Methanol Oxidation at Pt−Cu, Pt−Ni, and Pt−Co Electrode Coatings Prepared by a Galvanic Replacement Process

Abstract

Platinized Cu, Ni, and Co deposits have been formed on glassy carbon (GC) electrode substrates by a two-step process, whereby a controlled amount of the transition metal was electrodeposited onto GC and subsequently partially exchanged for Pt upon immersion of the Cu/GC, Ni/GC, and Co/GC electrodes into a chloroplatinic acid solution. The spontaneous partial replacement of the transition metal by Pt resulted in Pt(Cu)/GC, Pt(Ni)/GC, and Pt(Co)/GC electrodes whose composition and depth profile were obtained by energy-dispersive spectrometry (EDS) and sputter-etch Auger electron spectroscopy (AES).
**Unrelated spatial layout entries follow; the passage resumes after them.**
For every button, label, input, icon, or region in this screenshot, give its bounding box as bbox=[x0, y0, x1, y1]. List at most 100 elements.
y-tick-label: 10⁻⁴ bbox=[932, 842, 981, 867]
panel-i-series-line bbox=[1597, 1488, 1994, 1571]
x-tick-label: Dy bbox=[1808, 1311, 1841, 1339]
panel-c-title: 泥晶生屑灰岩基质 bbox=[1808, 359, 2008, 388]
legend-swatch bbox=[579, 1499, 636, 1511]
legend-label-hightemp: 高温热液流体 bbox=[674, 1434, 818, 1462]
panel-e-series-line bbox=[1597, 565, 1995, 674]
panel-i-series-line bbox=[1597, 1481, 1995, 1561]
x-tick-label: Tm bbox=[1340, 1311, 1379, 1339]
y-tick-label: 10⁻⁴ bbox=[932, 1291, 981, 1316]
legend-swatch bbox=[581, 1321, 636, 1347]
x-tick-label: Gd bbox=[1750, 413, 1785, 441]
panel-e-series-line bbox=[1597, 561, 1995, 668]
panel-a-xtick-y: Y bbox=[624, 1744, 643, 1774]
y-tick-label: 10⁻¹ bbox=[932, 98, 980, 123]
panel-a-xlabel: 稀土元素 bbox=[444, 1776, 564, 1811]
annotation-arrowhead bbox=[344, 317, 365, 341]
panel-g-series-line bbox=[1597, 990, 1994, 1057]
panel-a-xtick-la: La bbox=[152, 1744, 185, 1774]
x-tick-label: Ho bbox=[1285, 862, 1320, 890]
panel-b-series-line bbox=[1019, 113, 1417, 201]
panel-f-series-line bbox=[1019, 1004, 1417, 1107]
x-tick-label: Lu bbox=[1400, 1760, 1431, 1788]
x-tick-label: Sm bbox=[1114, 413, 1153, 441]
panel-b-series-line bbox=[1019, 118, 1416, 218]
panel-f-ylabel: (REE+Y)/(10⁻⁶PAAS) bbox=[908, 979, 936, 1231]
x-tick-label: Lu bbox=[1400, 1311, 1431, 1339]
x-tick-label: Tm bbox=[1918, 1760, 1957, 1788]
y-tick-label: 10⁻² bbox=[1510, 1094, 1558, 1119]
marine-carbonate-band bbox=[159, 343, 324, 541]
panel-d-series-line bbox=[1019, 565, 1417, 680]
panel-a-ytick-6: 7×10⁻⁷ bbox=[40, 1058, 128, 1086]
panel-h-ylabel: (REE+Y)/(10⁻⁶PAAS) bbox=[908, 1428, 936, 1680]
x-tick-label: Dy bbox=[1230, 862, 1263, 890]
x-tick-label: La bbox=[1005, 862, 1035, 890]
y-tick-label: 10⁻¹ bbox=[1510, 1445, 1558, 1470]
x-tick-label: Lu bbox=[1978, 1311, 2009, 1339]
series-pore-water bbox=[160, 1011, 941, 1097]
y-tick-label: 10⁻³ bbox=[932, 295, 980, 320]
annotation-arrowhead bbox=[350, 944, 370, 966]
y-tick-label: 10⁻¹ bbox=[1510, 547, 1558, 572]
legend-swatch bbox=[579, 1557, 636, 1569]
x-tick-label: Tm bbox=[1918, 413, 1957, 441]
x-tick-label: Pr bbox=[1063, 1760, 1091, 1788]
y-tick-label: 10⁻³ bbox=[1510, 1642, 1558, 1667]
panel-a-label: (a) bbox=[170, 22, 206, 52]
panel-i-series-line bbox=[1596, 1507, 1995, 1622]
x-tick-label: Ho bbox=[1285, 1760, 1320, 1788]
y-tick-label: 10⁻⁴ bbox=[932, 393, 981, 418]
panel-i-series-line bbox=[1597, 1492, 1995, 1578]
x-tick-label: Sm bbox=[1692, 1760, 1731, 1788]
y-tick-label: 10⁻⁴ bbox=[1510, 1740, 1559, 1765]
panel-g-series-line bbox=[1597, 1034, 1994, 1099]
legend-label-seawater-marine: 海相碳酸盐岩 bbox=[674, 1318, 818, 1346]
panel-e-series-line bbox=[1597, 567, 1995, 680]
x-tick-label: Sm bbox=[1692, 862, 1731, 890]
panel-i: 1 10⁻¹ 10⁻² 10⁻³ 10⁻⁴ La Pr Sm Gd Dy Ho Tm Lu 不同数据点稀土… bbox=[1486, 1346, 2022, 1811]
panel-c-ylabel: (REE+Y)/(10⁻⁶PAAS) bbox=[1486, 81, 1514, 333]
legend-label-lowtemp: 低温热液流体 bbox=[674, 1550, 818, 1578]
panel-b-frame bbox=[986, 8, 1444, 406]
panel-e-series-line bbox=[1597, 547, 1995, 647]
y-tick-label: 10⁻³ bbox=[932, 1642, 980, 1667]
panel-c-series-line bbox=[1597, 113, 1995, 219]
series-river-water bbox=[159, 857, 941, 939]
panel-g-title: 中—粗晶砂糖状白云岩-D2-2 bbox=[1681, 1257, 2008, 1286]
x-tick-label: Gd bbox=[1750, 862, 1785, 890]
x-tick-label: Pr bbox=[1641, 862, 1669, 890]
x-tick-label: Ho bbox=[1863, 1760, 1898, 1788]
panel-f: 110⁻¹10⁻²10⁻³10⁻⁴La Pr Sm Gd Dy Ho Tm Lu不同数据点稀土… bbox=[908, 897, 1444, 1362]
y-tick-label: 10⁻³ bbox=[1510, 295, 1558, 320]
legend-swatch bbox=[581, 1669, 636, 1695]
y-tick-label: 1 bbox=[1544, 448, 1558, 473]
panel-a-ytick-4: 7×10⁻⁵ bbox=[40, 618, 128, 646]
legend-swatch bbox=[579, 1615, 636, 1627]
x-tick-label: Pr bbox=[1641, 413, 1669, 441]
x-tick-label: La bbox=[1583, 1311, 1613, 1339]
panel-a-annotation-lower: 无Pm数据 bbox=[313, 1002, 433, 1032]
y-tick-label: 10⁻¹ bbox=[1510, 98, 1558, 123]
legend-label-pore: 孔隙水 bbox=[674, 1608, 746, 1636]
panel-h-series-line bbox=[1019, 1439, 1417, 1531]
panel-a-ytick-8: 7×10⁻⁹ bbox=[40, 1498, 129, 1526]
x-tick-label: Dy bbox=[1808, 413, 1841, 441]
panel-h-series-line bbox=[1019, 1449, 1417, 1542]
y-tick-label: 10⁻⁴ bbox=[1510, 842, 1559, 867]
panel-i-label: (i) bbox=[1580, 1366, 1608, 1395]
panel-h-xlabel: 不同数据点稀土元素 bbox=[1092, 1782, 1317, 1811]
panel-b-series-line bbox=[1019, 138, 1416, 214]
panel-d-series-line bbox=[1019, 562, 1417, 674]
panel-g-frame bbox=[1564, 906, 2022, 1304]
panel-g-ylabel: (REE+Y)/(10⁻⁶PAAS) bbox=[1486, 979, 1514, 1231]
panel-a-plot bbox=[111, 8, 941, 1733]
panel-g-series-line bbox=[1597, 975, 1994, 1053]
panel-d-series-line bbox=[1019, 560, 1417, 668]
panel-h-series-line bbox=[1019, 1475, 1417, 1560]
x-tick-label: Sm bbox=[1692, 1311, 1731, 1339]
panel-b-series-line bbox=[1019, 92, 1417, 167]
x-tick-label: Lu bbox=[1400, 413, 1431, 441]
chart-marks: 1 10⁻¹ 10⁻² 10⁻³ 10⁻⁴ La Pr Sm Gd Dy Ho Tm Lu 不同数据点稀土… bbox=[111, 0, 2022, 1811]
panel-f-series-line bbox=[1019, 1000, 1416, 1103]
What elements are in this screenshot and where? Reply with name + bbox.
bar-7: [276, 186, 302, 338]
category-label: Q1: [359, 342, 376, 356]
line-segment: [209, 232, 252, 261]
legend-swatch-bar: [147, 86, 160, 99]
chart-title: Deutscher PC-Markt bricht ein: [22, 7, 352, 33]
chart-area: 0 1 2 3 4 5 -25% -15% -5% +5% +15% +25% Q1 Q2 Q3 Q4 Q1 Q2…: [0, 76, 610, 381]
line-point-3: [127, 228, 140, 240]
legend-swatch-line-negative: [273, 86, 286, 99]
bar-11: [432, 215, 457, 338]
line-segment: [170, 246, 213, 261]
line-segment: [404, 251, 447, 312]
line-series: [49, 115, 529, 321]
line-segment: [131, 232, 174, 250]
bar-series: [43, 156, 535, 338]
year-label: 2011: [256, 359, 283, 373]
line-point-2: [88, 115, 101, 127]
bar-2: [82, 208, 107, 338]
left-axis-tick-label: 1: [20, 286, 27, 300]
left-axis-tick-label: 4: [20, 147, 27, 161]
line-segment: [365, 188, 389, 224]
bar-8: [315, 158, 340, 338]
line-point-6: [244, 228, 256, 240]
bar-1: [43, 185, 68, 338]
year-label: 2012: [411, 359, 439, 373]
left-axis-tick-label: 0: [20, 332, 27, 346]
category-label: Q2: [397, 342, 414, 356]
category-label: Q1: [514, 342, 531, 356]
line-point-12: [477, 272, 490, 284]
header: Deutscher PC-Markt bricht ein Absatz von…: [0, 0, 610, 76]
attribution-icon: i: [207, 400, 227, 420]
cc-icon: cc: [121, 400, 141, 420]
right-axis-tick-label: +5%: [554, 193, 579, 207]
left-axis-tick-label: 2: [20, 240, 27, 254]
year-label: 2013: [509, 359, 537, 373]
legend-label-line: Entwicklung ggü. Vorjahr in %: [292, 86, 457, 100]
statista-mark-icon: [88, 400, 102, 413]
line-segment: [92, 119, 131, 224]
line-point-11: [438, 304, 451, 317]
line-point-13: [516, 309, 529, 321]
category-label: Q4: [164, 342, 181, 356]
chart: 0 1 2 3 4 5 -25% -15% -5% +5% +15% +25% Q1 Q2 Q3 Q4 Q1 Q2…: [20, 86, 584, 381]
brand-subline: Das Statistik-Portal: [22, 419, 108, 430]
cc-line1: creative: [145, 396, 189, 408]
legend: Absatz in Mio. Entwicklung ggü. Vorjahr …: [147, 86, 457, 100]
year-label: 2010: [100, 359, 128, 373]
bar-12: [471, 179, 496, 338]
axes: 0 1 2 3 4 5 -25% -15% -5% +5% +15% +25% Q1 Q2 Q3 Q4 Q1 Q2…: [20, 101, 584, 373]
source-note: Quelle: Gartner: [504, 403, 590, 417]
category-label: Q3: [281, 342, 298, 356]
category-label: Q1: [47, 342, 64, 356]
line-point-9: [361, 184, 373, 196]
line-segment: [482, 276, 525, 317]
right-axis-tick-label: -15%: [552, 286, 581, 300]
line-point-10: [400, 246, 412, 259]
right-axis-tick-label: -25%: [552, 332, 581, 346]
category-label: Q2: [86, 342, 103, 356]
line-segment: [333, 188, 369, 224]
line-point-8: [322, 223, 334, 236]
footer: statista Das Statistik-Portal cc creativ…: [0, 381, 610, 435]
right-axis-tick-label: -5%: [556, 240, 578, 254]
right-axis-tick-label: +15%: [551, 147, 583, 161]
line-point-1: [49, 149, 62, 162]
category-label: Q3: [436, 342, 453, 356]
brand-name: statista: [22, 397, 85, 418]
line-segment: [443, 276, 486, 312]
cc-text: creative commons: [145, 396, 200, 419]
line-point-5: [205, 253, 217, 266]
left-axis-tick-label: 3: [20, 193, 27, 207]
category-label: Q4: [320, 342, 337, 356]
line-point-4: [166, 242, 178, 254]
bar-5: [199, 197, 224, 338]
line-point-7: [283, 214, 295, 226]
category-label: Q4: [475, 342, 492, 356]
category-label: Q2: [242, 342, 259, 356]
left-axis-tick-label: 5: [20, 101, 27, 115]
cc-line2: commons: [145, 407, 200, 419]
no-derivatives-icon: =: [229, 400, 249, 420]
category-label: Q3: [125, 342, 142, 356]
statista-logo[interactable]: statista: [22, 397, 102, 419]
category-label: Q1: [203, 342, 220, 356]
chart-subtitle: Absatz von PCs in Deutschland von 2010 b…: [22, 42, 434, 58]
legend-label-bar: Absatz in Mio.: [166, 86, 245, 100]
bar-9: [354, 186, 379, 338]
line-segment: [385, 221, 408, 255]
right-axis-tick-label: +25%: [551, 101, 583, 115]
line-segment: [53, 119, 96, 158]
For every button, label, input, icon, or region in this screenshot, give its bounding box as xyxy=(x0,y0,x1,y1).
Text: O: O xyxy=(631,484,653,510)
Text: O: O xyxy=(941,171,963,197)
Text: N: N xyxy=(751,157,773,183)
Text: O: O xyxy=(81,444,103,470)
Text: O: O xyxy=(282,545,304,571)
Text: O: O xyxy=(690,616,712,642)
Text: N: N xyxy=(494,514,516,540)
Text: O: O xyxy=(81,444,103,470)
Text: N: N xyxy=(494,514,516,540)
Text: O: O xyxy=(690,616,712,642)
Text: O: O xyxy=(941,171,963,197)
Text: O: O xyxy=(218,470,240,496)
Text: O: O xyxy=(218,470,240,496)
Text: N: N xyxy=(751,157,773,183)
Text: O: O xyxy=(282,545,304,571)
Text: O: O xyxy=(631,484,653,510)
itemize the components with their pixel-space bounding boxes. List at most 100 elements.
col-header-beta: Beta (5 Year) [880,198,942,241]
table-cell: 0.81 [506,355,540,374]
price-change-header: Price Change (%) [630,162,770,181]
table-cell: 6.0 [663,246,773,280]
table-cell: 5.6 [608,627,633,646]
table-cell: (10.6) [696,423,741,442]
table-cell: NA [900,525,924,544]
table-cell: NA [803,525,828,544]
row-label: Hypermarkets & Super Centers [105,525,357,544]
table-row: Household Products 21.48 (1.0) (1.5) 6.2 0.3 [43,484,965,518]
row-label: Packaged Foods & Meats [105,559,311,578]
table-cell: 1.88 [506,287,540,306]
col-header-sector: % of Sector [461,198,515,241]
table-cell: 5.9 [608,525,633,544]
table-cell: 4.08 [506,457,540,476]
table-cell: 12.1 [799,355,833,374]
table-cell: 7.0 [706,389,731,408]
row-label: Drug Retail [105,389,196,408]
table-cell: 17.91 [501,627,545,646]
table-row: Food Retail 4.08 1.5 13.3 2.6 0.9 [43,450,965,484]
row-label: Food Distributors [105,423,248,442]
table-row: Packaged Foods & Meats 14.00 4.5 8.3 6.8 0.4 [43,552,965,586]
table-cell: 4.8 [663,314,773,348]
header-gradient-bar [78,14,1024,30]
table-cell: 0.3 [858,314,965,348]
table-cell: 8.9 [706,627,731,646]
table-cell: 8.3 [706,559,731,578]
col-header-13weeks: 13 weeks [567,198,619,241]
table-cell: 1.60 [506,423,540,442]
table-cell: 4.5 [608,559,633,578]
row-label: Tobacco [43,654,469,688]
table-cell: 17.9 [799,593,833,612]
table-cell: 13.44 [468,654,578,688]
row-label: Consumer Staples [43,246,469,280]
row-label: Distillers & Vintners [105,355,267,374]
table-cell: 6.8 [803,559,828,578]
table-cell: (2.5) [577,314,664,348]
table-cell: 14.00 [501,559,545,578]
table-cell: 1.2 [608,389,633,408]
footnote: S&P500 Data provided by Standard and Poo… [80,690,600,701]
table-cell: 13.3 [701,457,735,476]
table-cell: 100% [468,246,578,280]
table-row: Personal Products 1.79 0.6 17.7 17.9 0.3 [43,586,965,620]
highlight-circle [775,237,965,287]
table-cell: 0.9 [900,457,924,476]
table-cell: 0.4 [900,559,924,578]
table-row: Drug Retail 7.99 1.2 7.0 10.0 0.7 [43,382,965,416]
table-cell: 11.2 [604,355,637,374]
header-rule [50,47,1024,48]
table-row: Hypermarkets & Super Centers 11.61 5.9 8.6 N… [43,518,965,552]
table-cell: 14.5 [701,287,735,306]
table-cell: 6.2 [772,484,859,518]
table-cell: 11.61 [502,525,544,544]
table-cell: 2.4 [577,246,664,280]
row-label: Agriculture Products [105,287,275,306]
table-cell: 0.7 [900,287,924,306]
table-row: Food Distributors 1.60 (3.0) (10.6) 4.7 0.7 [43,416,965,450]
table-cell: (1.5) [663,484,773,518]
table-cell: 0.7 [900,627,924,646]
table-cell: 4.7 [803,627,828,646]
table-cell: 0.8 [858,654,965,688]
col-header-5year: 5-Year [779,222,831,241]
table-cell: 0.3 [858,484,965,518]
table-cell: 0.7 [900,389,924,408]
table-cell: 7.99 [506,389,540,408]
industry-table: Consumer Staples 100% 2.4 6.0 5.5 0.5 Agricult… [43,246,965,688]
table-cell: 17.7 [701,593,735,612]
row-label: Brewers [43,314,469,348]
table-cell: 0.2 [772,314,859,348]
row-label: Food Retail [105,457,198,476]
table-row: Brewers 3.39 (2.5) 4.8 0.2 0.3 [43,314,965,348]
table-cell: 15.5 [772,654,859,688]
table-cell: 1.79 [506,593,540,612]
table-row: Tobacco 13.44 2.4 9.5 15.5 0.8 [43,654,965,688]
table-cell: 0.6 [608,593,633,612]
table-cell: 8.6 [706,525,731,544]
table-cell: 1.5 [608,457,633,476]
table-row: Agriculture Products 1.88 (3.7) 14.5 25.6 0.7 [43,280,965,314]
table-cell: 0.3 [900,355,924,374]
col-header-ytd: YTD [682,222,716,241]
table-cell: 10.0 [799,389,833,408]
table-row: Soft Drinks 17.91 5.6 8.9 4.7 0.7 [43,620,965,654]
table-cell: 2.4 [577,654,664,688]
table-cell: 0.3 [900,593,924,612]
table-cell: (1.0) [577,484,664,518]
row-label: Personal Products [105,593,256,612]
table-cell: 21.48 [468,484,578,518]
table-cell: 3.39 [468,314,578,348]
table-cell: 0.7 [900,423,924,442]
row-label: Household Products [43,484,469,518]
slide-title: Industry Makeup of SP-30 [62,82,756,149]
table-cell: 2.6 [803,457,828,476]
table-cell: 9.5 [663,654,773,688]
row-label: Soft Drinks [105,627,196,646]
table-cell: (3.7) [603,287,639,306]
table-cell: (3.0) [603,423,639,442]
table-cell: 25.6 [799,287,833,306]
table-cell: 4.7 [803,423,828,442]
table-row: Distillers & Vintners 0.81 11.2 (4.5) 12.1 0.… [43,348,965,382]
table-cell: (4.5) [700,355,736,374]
Following electrochemical conditioning (involving electrode exposure to the oxygen and hydrogen evolution potential regimes), all deposits displayed typical Pt surface electrochemistry in acid solutions. Pt(Cu) catalysts exhibited enhanced electrocatalytic activity for methanol oxidation both during voltammetric and constant potential experiments. The behavior of Pt(Ni) and Pt(Co) depended on the method of assessment; in short-term voltammetric experiments, they were inferior to pure Pt, whereas in long-term constant potential experiments they outperformed it. The superior methanol oxidation activity of Pt(Cu) among all catalysts tested is interpreted in terms of the effect of Cu, Ni, and Co on methanol dissociative chemisorption and CO poison removal at/from the Pt surface.